What is a fringe benefit rate?

Author:
Harold Averkamp, CPA, MBA

Definition of Fringe Benefit Rate

A fringe benefit rate is a percentage that results from dividing the cost of an employee’s fringe benefits by the wages paid to the employee for the hours actually worked.

Example of Fringe Benefit Rate

Let’s assume that a company operates 5 days a week for 8 hours a day for 52 weeks a year resulting in a total of 2,080 hours per year. Next, let’s assume that during the year an employee earns \$20 per hour, and is entitled to 25 days or 200 hours off with pay (vacation, holidays, sick days). Therefore, the employee’s wages for working on the job will be 1,880 hours per year (2,080 hours minus 200 hours) multiplied by \$20 per hour = \$37,600 for a year.

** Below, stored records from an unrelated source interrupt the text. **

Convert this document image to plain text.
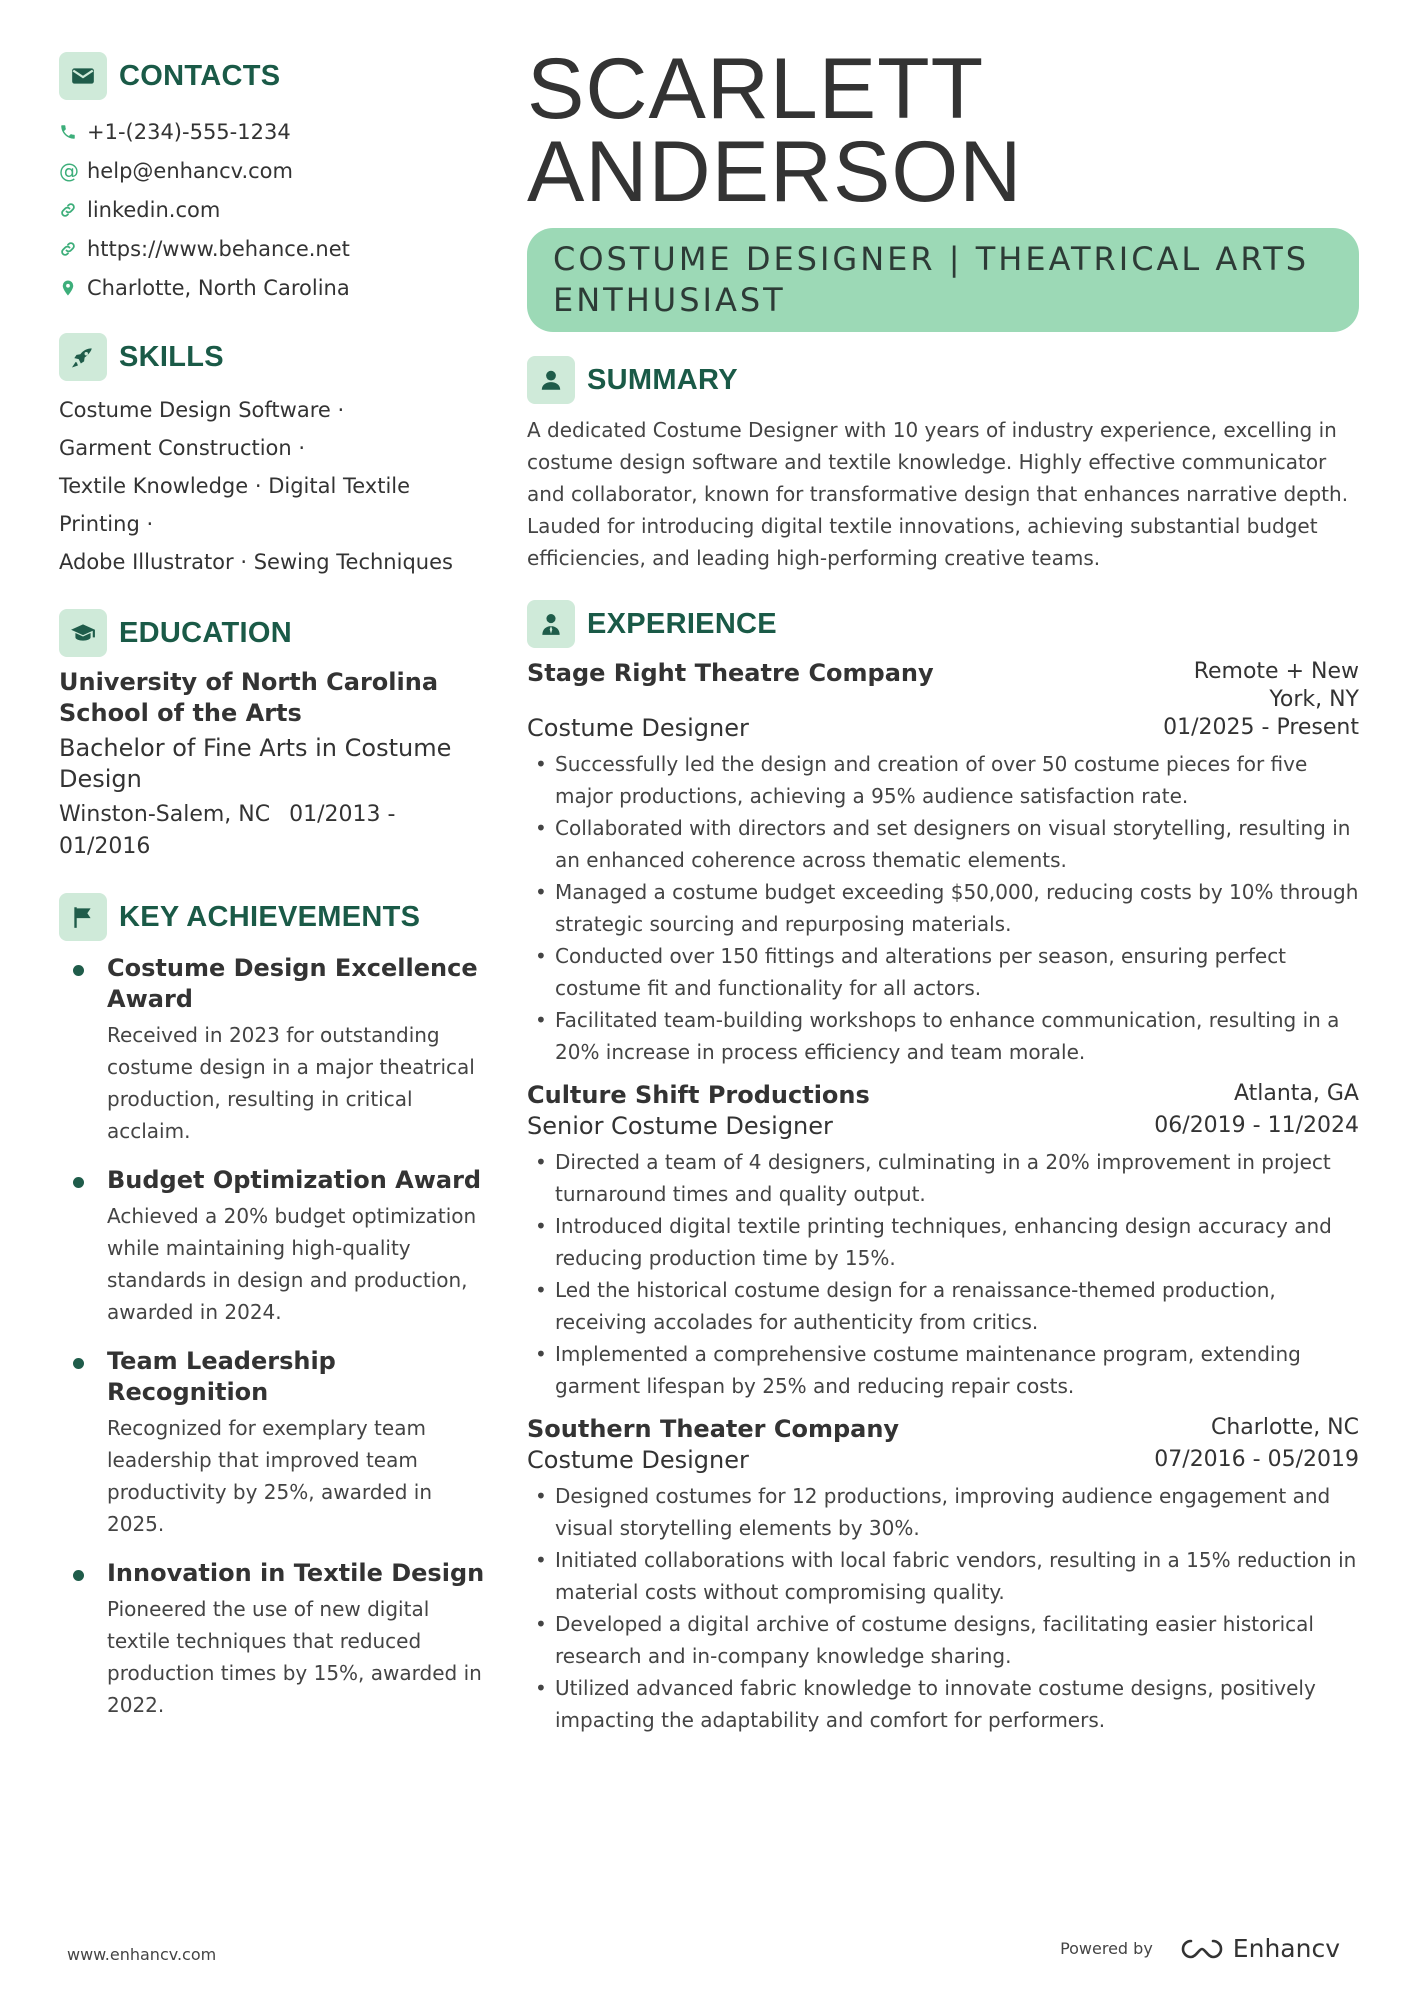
CONTACTS
+1-(234)-555-1234
@ help@enhancv.com
linkedin.com
https://www.behance.net
Charlotte, North Carolina
SKILLS
Costume Design Software ·
Garment Construction ·
Textile Knowledge · Digital Textile Printing ·
Adobe Illustrator · Sewing Techniques
EDUCATION
University of North Carolina School of the Arts
Bachelor of Fine Arts in Costume Design
Winston-Salem, NC 01/2013 - 01/2016
KEY ACHIEVEMENTS
Costume Design Excellence Award
Received in 2023 for outstanding costume design in a major theatrical production, resulting in critical acclaim.
Budget Optimization Award
Achieved a 20% budget optimization while maintaining high-quality standards in design and production, awarded in 2024.
Team Leadership Recognition
Recognized for exemplary team leadership that improved team productivity by 25%, awarded in 2025.
Innovation in Textile Design
Pioneered the use of new digital textile techniques that reduced production times by 15%, awarded in 2022.
SCARLETT
ANDERSON
COSTUME DESIGNER | THEATRICAL ARTS ENTHUSIAST
SUMMARY
A dedicated Costume Designer with 10 years of industry experience, excelling in costume design software and textile knowledge. Highly effective communicator and collaborator, known for transformative design that enhances narrative depth. Lauded for introducing digital textile innovations, achieving substantial budget efficiencies, and leading high-performing creative teams.
EXPERIENCE
Stage Right Theatre Company	Remote + New York, NY
Costume Designer	01/2025 - Present
• Successfully led the design and creation of over 50 costume pieces for five major productions, achieving a 95% audience satisfaction rate.
• Collaborated with directors and set designers on visual storytelling, resulting in an enhanced coherence across thematic elements.
• Managed a costume budget exceeding $50,000, reducing costs by 10% through strategic sourcing and repurposing materials.
• Conducted over 150 fittings and alterations per season, ensuring perfect costume fit and functionality for all actors.
• Facilitated team-building workshops to enhance communication, resulting in a 20% increase in process efficiency and team morale.
Culture Shift Productions	Atlanta, GA
Senior Costume Designer	06/2019 - 11/2024
• Directed a team of 4 designers, culminating in a 20% improvement in project turnaround times and quality output.
• Introduced digital textile printing techniques, enhancing design accuracy and reducing production time by 15%.
• Led the historical costume design for a renaissance-themed production, receiving accolades for authenticity from critics.
• Implemented a comprehensive costume maintenance program, extending garment lifespan by 25% and reducing repair costs.
Southern Theater Company	Charlotte, NC
Costume Designer	07/2016 - 05/2019
• Designed costumes for 12 productions, improving audience engagement and visual storytelling elements by 30%.
• Initiated collaborations with local fabric vendors, resulting in a 15% reduction in material costs without compromising quality.
• Developed a digital archive of costume designs, facilitating easier historical research and in-company knowledge sharing.
• Utilized advanced fabric knowledge to innovate costume designs, positively impacting the adaptability and comfort for performers.
www.enhancv.com	Powered by	Enhancv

Next let’s assume the following are the annual costs for the fringe benefits earned by the employee and paid by the employer:

• \$4,000 for paid time off (200 hours X \$20)
• \$7,000 for the employee’s health, life and disability insurances
• \$2,000 for the employee’s retirement benefits
• \$1,000 for worker compensation insurance and unemployment tax
• \$3,000 for the employer’s portion of the Social Security and Medicare taxes

The sum of the above fringe benefit costs paid by the employer is \$17,000 for the year.

Dividing the annual fringe benefits cost of \$17,000 by the employee’s \$37,600 of wages for the hours worked, results in a fringe benefit rate of 45.2%. Therefore, when a company pays the employee gross wages of \$20 per hour worked, the company’s cost is \$29.04 per hour. (This is the \$20 of gross wages per hour plus the \$9.04 fringe benefit cost per hour.) Similarly, the employee is earning \$29.04 for every hour worked.